Secondly, the additional forces and moments appearing because of the turbulization of the liquid will be related by ordinary tensor relations to the field of mean velocities, assuming, however, that the transfer coefficients introduced in this way are functions of the microstructure of the turbulent medium. Then (cf. the constructions for laminar flows in asymmetric hydrodynamics \((^{6})\)) we have

\[ r_{ij}-r_{ij}^{a} = A_{ijkl}\left[ \frac{\partial U_{k}}{\partial X_{l}} + \frac{\partial U_{l}}{\partial X_{k}} \right], \tag{19} \]

\[ \mu_{ij} = B_{ijkl} \frac{\partial(\Omega_{k}+\omega_{k})}{\partial X_{l}}, \tag{20} \]

\[ r_{ij}^{a} = D_{ijkl}\varepsilon_{klm}\omega_{m}. \tag{21} \]
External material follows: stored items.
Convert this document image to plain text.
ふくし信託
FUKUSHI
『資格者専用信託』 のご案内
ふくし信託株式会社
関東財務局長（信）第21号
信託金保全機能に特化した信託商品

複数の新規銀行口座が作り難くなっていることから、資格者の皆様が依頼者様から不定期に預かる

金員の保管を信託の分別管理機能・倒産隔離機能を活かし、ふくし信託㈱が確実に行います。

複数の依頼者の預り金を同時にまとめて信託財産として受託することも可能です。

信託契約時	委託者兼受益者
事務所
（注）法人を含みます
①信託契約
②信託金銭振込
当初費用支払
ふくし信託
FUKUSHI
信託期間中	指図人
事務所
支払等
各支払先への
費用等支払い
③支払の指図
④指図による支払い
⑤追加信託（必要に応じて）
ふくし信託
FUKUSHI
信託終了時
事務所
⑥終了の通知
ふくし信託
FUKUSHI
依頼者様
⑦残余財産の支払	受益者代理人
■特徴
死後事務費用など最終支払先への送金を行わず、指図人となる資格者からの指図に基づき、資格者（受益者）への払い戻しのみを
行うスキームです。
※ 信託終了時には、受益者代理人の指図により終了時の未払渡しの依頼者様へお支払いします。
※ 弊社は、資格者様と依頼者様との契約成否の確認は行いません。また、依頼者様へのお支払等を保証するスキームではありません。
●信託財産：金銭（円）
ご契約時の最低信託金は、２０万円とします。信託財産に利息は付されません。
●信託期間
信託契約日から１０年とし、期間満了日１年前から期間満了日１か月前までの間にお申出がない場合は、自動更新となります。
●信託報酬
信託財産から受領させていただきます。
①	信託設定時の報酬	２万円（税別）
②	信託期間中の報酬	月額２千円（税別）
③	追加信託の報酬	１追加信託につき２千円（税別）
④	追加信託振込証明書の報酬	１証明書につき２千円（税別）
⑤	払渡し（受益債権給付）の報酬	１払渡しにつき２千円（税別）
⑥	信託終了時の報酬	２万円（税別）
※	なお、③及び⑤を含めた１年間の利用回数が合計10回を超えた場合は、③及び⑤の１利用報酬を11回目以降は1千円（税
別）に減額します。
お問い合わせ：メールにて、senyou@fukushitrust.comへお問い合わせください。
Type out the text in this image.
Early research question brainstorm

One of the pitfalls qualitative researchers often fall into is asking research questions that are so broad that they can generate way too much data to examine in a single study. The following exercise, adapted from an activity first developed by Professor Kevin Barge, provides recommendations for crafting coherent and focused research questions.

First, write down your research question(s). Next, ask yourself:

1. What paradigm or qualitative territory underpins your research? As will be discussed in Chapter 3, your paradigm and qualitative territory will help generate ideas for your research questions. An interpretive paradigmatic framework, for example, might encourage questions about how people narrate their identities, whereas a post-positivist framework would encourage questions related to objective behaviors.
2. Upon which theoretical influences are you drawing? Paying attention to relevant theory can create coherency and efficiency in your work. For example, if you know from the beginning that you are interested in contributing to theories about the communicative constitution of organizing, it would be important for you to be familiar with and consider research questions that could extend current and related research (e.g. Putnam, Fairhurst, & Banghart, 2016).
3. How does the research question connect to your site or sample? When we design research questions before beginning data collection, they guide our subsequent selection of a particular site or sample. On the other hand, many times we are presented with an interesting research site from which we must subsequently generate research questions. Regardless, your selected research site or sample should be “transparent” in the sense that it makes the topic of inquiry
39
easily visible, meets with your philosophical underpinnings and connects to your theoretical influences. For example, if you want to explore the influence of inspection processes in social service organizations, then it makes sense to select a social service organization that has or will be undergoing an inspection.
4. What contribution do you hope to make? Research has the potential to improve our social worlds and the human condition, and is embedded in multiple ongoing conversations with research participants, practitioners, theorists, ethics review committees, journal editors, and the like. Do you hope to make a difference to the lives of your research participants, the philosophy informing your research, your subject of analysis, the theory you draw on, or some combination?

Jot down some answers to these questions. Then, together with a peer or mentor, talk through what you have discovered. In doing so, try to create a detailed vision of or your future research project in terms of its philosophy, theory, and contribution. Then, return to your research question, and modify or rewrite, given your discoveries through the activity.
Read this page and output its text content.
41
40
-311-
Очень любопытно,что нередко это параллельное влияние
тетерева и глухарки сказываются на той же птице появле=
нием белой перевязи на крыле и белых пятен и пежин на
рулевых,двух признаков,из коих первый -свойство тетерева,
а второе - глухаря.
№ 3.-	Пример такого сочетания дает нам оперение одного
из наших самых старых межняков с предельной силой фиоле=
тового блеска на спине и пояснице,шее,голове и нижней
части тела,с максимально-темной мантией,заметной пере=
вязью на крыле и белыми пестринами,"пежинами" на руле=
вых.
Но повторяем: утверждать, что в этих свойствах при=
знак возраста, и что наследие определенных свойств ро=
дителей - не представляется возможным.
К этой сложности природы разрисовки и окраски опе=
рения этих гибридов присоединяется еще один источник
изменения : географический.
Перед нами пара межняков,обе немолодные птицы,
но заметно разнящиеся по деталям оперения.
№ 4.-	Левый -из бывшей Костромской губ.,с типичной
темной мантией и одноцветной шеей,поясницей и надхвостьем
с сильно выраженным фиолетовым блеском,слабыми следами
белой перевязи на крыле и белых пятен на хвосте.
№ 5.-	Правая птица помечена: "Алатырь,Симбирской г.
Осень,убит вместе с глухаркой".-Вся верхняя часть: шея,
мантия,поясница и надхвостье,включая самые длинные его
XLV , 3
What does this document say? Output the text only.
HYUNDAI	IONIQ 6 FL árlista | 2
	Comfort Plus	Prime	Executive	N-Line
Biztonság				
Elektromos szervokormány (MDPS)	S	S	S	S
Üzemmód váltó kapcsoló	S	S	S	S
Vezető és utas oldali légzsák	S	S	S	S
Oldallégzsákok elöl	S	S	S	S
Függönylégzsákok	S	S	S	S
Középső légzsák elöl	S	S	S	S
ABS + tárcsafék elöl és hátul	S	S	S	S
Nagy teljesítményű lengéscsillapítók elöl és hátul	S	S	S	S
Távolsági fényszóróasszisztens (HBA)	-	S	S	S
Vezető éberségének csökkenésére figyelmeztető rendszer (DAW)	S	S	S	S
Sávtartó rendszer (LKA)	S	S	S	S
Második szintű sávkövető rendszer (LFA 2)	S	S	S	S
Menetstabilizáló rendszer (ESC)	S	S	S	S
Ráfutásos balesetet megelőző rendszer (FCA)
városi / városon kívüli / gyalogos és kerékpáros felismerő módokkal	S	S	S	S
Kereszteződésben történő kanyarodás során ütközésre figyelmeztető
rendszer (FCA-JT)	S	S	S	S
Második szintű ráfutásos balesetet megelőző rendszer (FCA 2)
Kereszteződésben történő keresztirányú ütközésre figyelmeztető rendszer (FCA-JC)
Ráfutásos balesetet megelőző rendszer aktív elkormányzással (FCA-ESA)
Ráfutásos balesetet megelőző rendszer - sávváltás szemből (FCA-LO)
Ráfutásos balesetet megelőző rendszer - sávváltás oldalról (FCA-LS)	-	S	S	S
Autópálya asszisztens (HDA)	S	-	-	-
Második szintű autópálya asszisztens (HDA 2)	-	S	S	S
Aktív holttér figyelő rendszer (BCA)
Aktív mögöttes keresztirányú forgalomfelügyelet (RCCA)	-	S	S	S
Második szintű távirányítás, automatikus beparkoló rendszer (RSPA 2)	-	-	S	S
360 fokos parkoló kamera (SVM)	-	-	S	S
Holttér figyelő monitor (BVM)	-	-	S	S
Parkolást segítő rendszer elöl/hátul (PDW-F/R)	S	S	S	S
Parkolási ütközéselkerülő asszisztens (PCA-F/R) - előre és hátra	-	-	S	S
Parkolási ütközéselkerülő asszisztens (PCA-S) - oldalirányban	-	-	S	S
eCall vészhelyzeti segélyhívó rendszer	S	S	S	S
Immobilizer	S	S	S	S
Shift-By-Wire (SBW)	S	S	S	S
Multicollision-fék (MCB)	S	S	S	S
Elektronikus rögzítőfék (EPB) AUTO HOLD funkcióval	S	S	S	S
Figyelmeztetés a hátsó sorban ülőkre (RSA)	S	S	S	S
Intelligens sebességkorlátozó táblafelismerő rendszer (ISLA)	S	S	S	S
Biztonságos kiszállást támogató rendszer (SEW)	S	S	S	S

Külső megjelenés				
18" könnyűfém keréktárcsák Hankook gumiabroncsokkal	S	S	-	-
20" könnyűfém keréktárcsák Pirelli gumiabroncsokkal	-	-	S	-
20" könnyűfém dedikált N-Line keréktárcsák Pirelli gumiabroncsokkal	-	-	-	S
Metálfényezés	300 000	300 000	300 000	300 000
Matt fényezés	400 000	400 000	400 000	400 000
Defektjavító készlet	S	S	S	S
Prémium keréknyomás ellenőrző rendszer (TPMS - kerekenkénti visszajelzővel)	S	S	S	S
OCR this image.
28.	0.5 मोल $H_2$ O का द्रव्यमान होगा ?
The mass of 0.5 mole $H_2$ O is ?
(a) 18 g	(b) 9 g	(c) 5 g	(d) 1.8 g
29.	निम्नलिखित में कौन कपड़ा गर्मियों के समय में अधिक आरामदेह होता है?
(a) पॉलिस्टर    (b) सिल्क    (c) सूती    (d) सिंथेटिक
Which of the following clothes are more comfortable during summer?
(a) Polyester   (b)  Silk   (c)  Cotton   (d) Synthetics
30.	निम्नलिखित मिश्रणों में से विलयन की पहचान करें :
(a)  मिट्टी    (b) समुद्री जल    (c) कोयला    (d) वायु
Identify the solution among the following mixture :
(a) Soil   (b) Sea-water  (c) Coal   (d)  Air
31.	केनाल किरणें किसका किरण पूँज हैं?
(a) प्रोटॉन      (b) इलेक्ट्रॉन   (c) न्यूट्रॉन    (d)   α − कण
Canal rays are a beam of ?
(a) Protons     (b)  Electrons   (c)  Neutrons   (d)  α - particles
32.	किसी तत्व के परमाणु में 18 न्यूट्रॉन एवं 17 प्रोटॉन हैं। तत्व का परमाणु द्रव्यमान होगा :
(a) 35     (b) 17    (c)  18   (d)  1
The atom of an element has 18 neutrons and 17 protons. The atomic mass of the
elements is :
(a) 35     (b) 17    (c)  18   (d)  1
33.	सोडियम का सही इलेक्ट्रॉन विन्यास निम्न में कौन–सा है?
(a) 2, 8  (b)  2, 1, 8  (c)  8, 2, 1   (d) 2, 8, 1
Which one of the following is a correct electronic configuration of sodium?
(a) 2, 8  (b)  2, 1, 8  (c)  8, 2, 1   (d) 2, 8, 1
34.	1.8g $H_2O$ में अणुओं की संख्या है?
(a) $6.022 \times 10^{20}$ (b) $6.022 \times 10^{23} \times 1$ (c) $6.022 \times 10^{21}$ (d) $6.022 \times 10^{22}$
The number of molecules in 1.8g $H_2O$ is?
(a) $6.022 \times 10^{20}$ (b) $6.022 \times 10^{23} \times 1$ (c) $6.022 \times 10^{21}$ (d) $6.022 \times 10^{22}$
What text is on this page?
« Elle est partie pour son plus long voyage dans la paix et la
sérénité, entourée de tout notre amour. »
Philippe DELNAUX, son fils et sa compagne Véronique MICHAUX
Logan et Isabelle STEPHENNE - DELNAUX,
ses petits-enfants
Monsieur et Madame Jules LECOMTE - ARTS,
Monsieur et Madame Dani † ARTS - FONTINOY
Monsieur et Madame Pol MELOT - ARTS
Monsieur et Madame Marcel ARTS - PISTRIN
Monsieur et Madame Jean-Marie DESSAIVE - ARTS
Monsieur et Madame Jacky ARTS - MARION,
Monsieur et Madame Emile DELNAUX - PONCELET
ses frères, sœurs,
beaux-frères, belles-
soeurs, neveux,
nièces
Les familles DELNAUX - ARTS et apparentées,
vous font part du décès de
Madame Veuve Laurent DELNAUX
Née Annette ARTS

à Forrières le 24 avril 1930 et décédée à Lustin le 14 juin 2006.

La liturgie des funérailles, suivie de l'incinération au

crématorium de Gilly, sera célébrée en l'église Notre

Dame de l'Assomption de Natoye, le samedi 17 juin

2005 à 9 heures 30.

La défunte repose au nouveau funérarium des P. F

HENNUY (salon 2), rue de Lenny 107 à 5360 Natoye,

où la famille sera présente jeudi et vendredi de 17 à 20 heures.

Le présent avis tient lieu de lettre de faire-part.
To determine the transfer coefficients \(A_{ijkl}\), \(B_{ijkl}\), \(D_{ijkl}\), it is necessary to introduce hypotheses on the kinetics of mixing in a turbulent flow, making use, for example, of Prandtl’s ideas \((^{7})\) on the turbulent transfer of momentum (to specify relation (19)) and Taylor’s \((^{8})\) on the turbulent transfer of vorticity (to specify relation (20)), as well as the general principles of similarity theory \((^{9})\).

Let us note that subsequent refinements of the averaged description of turbulent flows will require, generally speaking, raising the order of the moments considered for the fields of random quantities and the corresponding introduction, into semiempirical relations, of derivatives of ever higher order.

The author is grateful to L. I. Sedov for his attention to the work and for useful discussion.

Institute of Physics of the Earth
named after O. Yu. Schmidt
Academy of Sciences of the USSR

Received
24 VI 1968

CITED LITERATURE

\(^{1}\) C. Truesdell, Six Lectures on Modern Natural Philosophy, N. Y., 1966.
\(^{2}\) J. S. Dahler, L. E. Scriven, Proc. Roy. Soc., A275, 504 (1963).
\(^{3}\) G. K. Batchelor, An Introduction to Fluid Dynamics, Cambridge, 1967.
\(^{4}\) O. Reynolds, Phil. Trans. Roy. Soc., London, 186, 123 (1894); O. Reynolds, Collected Works. Problems of Turbulence, Moscow, 1936, p. 185.
\(^{5}\) E. F. Afanas’ev, V. N. Nikolaevskii, in: Problems of Hydrodynamics and Continuum Mechanics. On the 60th Anniversary of L. I. Sedov, Nauka, 1968.
\(^{6}\) E. L. Aero, A. N. Bulygin, E. V. Kuvshinskii, PMM, 29, no. 2, 297 (1965).
\(^{7}\) L. Prandtl, Hydroaeromechanics, IL, 1951.
\(^{8}\) G. I. Taylor, Proc. Roy. Soc., A, 135, 685 (1932); Sci. Papers, 2, 253 (1960); G. Taylor, Problems of Turbulence, Moscow, 1963, p. 253.
\(^{9}\) L. I. Sedov, Similarity and Dimensional Methods in Mechanics, Moscow, 1965.